Every Little Thing
Every Little Thing
Imagine a newspaper columnist who is part Joan Rivers and part Edina Monsoon from “Absolutely Fabulous.” Now imagine this newspaper columnist is your mother.
In Pamela Klaffke’s second novel, Every Little Thing, the protagonist, Mason McDonald, doesn’t have to imagine. Her mother was the notorious Britt Castleman, a San Francisco-based gossip columnist who ruthlessly informed her readers of upper-crust scandals. She also wrote extensively about her daughter, and no detail was too juicy to reveal.
As Every Little Thing begins, Mason has returned home to San Francisco from her chosen refuge in a remote Canadian town to attend her mother’s funeral. Britt couldn’t even die like a normal mother, instead doing so while having plastic surgery on a rather delicate area. She is not glad to be back, nor about having to confront her mother’s past.
Facing motherhood, Mason becomes the subject of quite the scandal herself after a chance meeting with an editor gets her an online column. She also gets involved with a reality TV show that focuses on different mother archetypes. Mason is the “bad” mother, and her unconventional life is quite the talk of the town — and the Internet.
Caught up in notoriety, gossip, and all-around tawdriness, Mason realizes she can’t escape her mother’s shadow.

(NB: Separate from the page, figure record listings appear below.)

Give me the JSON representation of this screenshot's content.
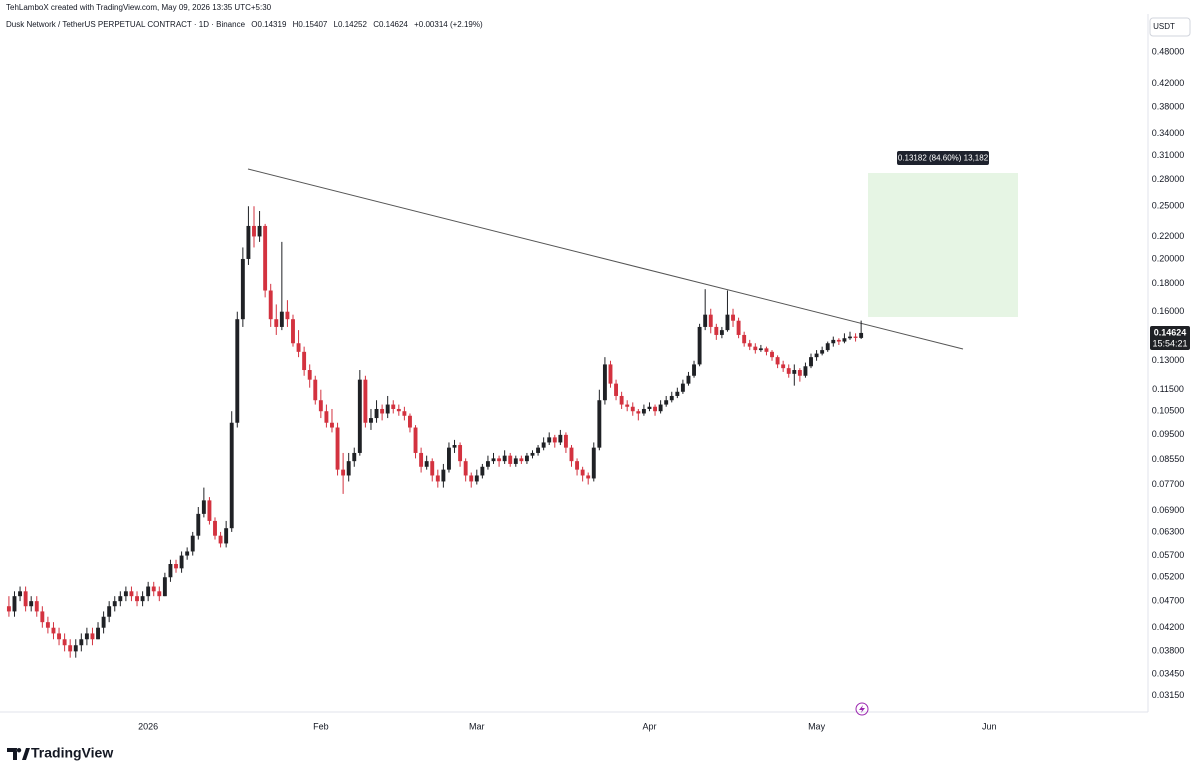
{
  "chart_data": {
    "type": "candlestick",
    "watermark": "TehLamboX created with TradingView.com, May 09, 2026 13:35 UTC+5:30",
    "title": "Dusk Network / TetherUS PERPETUAL CONTRACT · 1D · Binance",
    "legend_values": [
      "O0.14319",
      "H0.15407",
      "L0.14252",
      "C0.14624",
      "+0.00314 (+2.19%)"
    ],
    "currency": "USDT",
    "last_price_label": "0.14624",
    "countdown": "15:54:21",
    "measure_label": "0.13182 (84.60%) 13,182",
    "brand": "TradingView",
    "log_scale": true,
    "grid": false,
    "up_color": "#1f2125",
    "down_color": "#d3323f",
    "ylim": [
      0.0294,
      0.564
    ],
    "yticks": [
      {
        "value": 0.48,
        "label": "0.48000"
      },
      {
        "value": 0.42,
        "label": "0.42000"
      },
      {
        "value": 0.38,
        "label": "0.38000"
      },
      {
        "value": 0.34,
        "label": "0.34000"
      },
      {
        "value": 0.31,
        "label": "0.31000"
      },
      {
        "value": 0.28,
        "label": "0.28000"
      },
      {
        "value": 0.25,
        "label": "0.25000"
      },
      {
        "value": 0.22,
        "label": "0.22000"
      },
      {
        "value": 0.2,
        "label": "0.20000"
      },
      {
        "value": 0.18,
        "label": "0.18000"
      },
      {
        "value": 0.16,
        "label": "0.16000"
      },
      {
        "value": 0.13,
        "label": "0.13000"
      },
      {
        "value": 0.115,
        "label": "0.11500"
      },
      {
        "value": 0.105,
        "label": "0.10500"
      },
      {
        "value": 0.095,
        "label": "0.09500"
      },
      {
        "value": 0.0855,
        "label": "0.08550"
      },
      {
        "value": 0.077,
        "label": "0.07700"
      },
      {
        "value": 0.069,
        "label": "0.06900"
      },
      {
        "value": 0.063,
        "label": "0.06300"
      },
      {
        "value": 0.057,
        "label": "0.05700"
      },
      {
        "value": 0.052,
        "label": "0.05200"
      },
      {
        "value": 0.047,
        "label": "0.04700"
      },
      {
        "value": 0.042,
        "label": "0.04200"
      },
      {
        "value": 0.038,
        "label": "0.03800"
      },
      {
        "value": 0.0345,
        "label": "0.03450"
      },
      {
        "value": 0.0315,
        "label": "0.03150"
      }
    ],
    "xlim": [
      -1.6,
      204.5
    ],
    "xticks": [
      {
        "value": 25,
        "label": "2026"
      },
      {
        "value": 56,
        "label": "Feb"
      },
      {
        "value": 84,
        "label": "Mar"
      },
      {
        "value": 115,
        "label": "Apr"
      },
      {
        "value": 145,
        "label": "May"
      },
      {
        "value": 176,
        "label": "Jun"
      }
    ],
    "ohlc": [
      [
        0.046,
        0.048,
        0.044,
        0.045
      ],
      [
        0.045,
        0.049,
        0.044,
        0.048
      ],
      [
        0.048,
        0.05,
        0.047,
        0.049
      ],
      [
        0.049,
        0.05,
        0.045,
        0.046
      ],
      [
        0.046,
        0.048,
        0.045,
        0.047
      ],
      [
        0.047,
        0.048,
        0.044,
        0.045
      ],
      [
        0.045,
        0.046,
        0.042,
        0.043
      ],
      [
        0.043,
        0.044,
        0.041,
        0.042
      ],
      [
        0.042,
        0.043,
        0.04,
        0.041
      ],
      [
        0.041,
        0.042,
        0.039,
        0.04
      ],
      [
        0.04,
        0.041,
        0.038,
        0.039
      ],
      [
        0.039,
        0.04,
        0.037,
        0.038
      ],
      [
        0.038,
        0.04,
        0.037,
        0.039
      ],
      [
        0.039,
        0.041,
        0.038,
        0.04
      ],
      [
        0.04,
        0.042,
        0.039,
        0.041
      ],
      [
        0.041,
        0.042,
        0.039,
        0.04
      ],
      [
        0.04,
        0.043,
        0.04,
        0.042
      ],
      [
        0.042,
        0.045,
        0.041,
        0.044
      ],
      [
        0.044,
        0.047,
        0.043,
        0.046
      ],
      [
        0.046,
        0.048,
        0.045,
        0.047
      ],
      [
        0.047,
        0.049,
        0.046,
        0.048
      ],
      [
        0.048,
        0.05,
        0.047,
        0.049
      ],
      [
        0.049,
        0.05,
        0.047,
        0.048
      ],
      [
        0.048,
        0.049,
        0.046,
        0.047
      ],
      [
        0.047,
        0.049,
        0.046,
        0.048
      ],
      [
        0.048,
        0.051,
        0.047,
        0.05
      ],
      [
        0.05,
        0.051,
        0.048,
        0.049
      ],
      [
        0.049,
        0.05,
        0.047,
        0.048
      ],
      [
        0.048,
        0.053,
        0.048,
        0.052
      ],
      [
        0.052,
        0.056,
        0.051,
        0.055
      ],
      [
        0.055,
        0.056,
        0.053,
        0.054
      ],
      [
        0.054,
        0.058,
        0.053,
        0.057
      ],
      [
        0.057,
        0.059,
        0.056,
        0.058
      ],
      [
        0.058,
        0.063,
        0.057,
        0.062
      ],
      [
        0.062,
        0.07,
        0.061,
        0.068
      ],
      [
        0.068,
        0.076,
        0.067,
        0.072
      ],
      [
        0.072,
        0.073,
        0.065,
        0.066
      ],
      [
        0.066,
        0.067,
        0.061,
        0.062
      ],
      [
        0.062,
        0.063,
        0.059,
        0.06
      ],
      [
        0.06,
        0.066,
        0.059,
        0.064
      ],
      [
        0.064,
        0.105,
        0.063,
        0.1
      ],
      [
        0.1,
        0.16,
        0.098,
        0.155
      ],
      [
        0.155,
        0.21,
        0.15,
        0.2
      ],
      [
        0.2,
        0.25,
        0.195,
        0.23
      ],
      [
        0.23,
        0.25,
        0.21,
        0.22
      ],
      [
        0.22,
        0.245,
        0.215,
        0.23
      ],
      [
        0.23,
        0.232,
        0.17,
        0.175
      ],
      [
        0.175,
        0.18,
        0.15,
        0.155
      ],
      [
        0.155,
        0.165,
        0.145,
        0.15
      ],
      [
        0.15,
        0.215,
        0.148,
        0.16
      ],
      [
        0.16,
        0.168,
        0.15,
        0.155
      ],
      [
        0.155,
        0.158,
        0.138,
        0.14
      ],
      [
        0.14,
        0.148,
        0.132,
        0.135
      ],
      [
        0.135,
        0.138,
        0.122,
        0.125
      ],
      [
        0.125,
        0.128,
        0.116,
        0.12
      ],
      [
        0.12,
        0.122,
        0.108,
        0.11
      ],
      [
        0.11,
        0.115,
        0.102,
        0.105
      ],
      [
        0.105,
        0.108,
        0.098,
        0.1
      ],
      [
        0.1,
        0.106,
        0.096,
        0.098
      ],
      [
        0.098,
        0.1,
        0.08,
        0.082
      ],
      [
        0.082,
        0.088,
        0.074,
        0.08
      ],
      [
        0.08,
        0.088,
        0.078,
        0.085
      ],
      [
        0.085,
        0.09,
        0.083,
        0.088
      ],
      [
        0.088,
        0.125,
        0.087,
        0.12
      ],
      [
        0.12,
        0.122,
        0.098,
        0.1
      ],
      [
        0.1,
        0.106,
        0.097,
        0.102
      ],
      [
        0.102,
        0.11,
        0.1,
        0.106
      ],
      [
        0.106,
        0.108,
        0.101,
        0.104
      ],
      [
        0.104,
        0.112,
        0.102,
        0.108
      ],
      [
        0.108,
        0.11,
        0.104,
        0.106
      ],
      [
        0.106,
        0.108,
        0.103,
        0.105
      ],
      [
        0.105,
        0.107,
        0.101,
        0.103
      ],
      [
        0.103,
        0.104,
        0.096,
        0.098
      ],
      [
        0.098,
        0.099,
        0.086,
        0.088
      ],
      [
        0.088,
        0.09,
        0.081,
        0.083
      ],
      [
        0.083,
        0.087,
        0.082,
        0.085
      ],
      [
        0.085,
        0.086,
        0.078,
        0.08
      ],
      [
        0.08,
        0.082,
        0.076,
        0.078
      ],
      [
        0.078,
        0.084,
        0.076,
        0.082
      ],
      [
        0.082,
        0.092,
        0.081,
        0.09
      ],
      [
        0.09,
        0.093,
        0.088,
        0.091
      ],
      [
        0.091,
        0.092,
        0.083,
        0.085
      ],
      [
        0.085,
        0.086,
        0.078,
        0.08
      ],
      [
        0.08,
        0.081,
        0.076,
        0.078
      ],
      [
        0.078,
        0.082,
        0.077,
        0.08
      ],
      [
        0.08,
        0.084,
        0.079,
        0.083
      ],
      [
        0.083,
        0.087,
        0.082,
        0.085
      ],
      [
        0.085,
        0.088,
        0.084,
        0.086
      ],
      [
        0.086,
        0.087,
        0.083,
        0.085
      ],
      [
        0.085,
        0.089,
        0.084,
        0.087
      ],
      [
        0.087,
        0.088,
        0.083,
        0.084
      ],
      [
        0.084,
        0.087,
        0.083,
        0.086
      ],
      [
        0.086,
        0.087,
        0.084,
        0.085
      ],
      [
        0.085,
        0.088,
        0.084,
        0.087
      ],
      [
        0.087,
        0.089,
        0.086,
        0.088
      ],
      [
        0.088,
        0.091,
        0.087,
        0.09
      ],
      [
        0.09,
        0.094,
        0.089,
        0.092
      ],
      [
        0.092,
        0.096,
        0.091,
        0.094
      ],
      [
        0.094,
        0.095,
        0.09,
        0.092
      ],
      [
        0.092,
        0.097,
        0.091,
        0.095
      ],
      [
        0.095,
        0.096,
        0.088,
        0.09
      ],
      [
        0.09,
        0.091,
        0.083,
        0.085
      ],
      [
        0.085,
        0.086,
        0.08,
        0.082
      ],
      [
        0.082,
        0.083,
        0.078,
        0.08
      ],
      [
        0.08,
        0.081,
        0.077,
        0.079
      ],
      [
        0.079,
        0.092,
        0.078,
        0.09
      ],
      [
        0.09,
        0.115,
        0.089,
        0.11
      ],
      [
        0.11,
        0.132,
        0.108,
        0.128
      ],
      [
        0.128,
        0.13,
        0.116,
        0.118
      ],
      [
        0.118,
        0.12,
        0.11,
        0.112
      ],
      [
        0.112,
        0.114,
        0.106,
        0.108
      ],
      [
        0.108,
        0.11,
        0.105,
        0.107
      ],
      [
        0.107,
        0.109,
        0.103,
        0.105
      ],
      [
        0.105,
        0.106,
        0.101,
        0.104
      ],
      [
        0.104,
        0.108,
        0.103,
        0.106
      ],
      [
        0.106,
        0.109,
        0.105,
        0.107
      ],
      [
        0.107,
        0.108,
        0.103,
        0.105
      ],
      [
        0.105,
        0.11,
        0.104,
        0.108
      ],
      [
        0.108,
        0.112,
        0.107,
        0.11
      ],
      [
        0.11,
        0.114,
        0.109,
        0.112
      ],
      [
        0.112,
        0.116,
        0.111,
        0.114
      ],
      [
        0.114,
        0.12,
        0.113,
        0.118
      ],
      [
        0.118,
        0.124,
        0.117,
        0.122
      ],
      [
        0.122,
        0.13,
        0.121,
        0.128
      ],
      [
        0.128,
        0.152,
        0.127,
        0.15
      ],
      [
        0.15,
        0.176,
        0.148,
        0.158
      ],
      [
        0.158,
        0.162,
        0.146,
        0.15
      ],
      [
        0.15,
        0.152,
        0.142,
        0.145
      ],
      [
        0.145,
        0.15,
        0.143,
        0.148
      ],
      [
        0.148,
        0.175,
        0.147,
        0.158
      ],
      [
        0.158,
        0.162,
        0.15,
        0.154
      ],
      [
        0.154,
        0.156,
        0.143,
        0.145
      ],
      [
        0.145,
        0.147,
        0.138,
        0.14
      ],
      [
        0.14,
        0.142,
        0.136,
        0.138
      ],
      [
        0.138,
        0.14,
        0.134,
        0.136
      ],
      [
        0.136,
        0.139,
        0.135,
        0.137
      ],
      [
        0.137,
        0.138,
        0.133,
        0.135
      ],
      [
        0.135,
        0.136,
        0.13,
        0.132
      ],
      [
        0.132,
        0.133,
        0.126,
        0.128
      ],
      [
        0.128,
        0.13,
        0.124,
        0.126
      ],
      [
        0.126,
        0.128,
        0.121,
        0.123
      ],
      [
        0.123,
        0.128,
        0.117,
        0.125
      ],
      [
        0.125,
        0.126,
        0.119,
        0.122
      ],
      [
        0.122,
        0.129,
        0.121,
        0.127
      ],
      [
        0.127,
        0.134,
        0.126,
        0.132
      ],
      [
        0.132,
        0.136,
        0.13,
        0.134
      ],
      [
        0.134,
        0.138,
        0.133,
        0.136
      ],
      [
        0.136,
        0.141,
        0.135,
        0.14
      ],
      [
        0.14,
        0.144,
        0.138,
        0.142
      ],
      [
        0.142,
        0.143,
        0.139,
        0.141
      ],
      [
        0.141,
        0.146,
        0.14,
        0.143
      ],
      [
        0.143,
        0.147,
        0.142,
        0.144
      ],
      [
        0.144,
        0.146,
        0.141,
        0.14319
      ],
      [
        0.14319,
        0.15407,
        0.14252,
        0.14624
      ]
    ]
  }
}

And, despite doing everything in her power to differentiate herself from her mother, Mason realizes she has ended up just like her. Maybe this will force her to finally grow up.
Mason can be a difficult character to like. She’s self-absorbed and sour. She can’t handle her childhood friends growing up and moving beyond their rebellious high school years. She hates her friend Janet’s boyfriend simply for being a much older man. But as Every Little Thing progresses, Mason begins to mature and to accept reality. She becomes a bit more self-aware, yet still retains a snarky sense of humor.
Every Little Thing wasn’t written to transform your life. It’s here to entertain, and it achieves just that.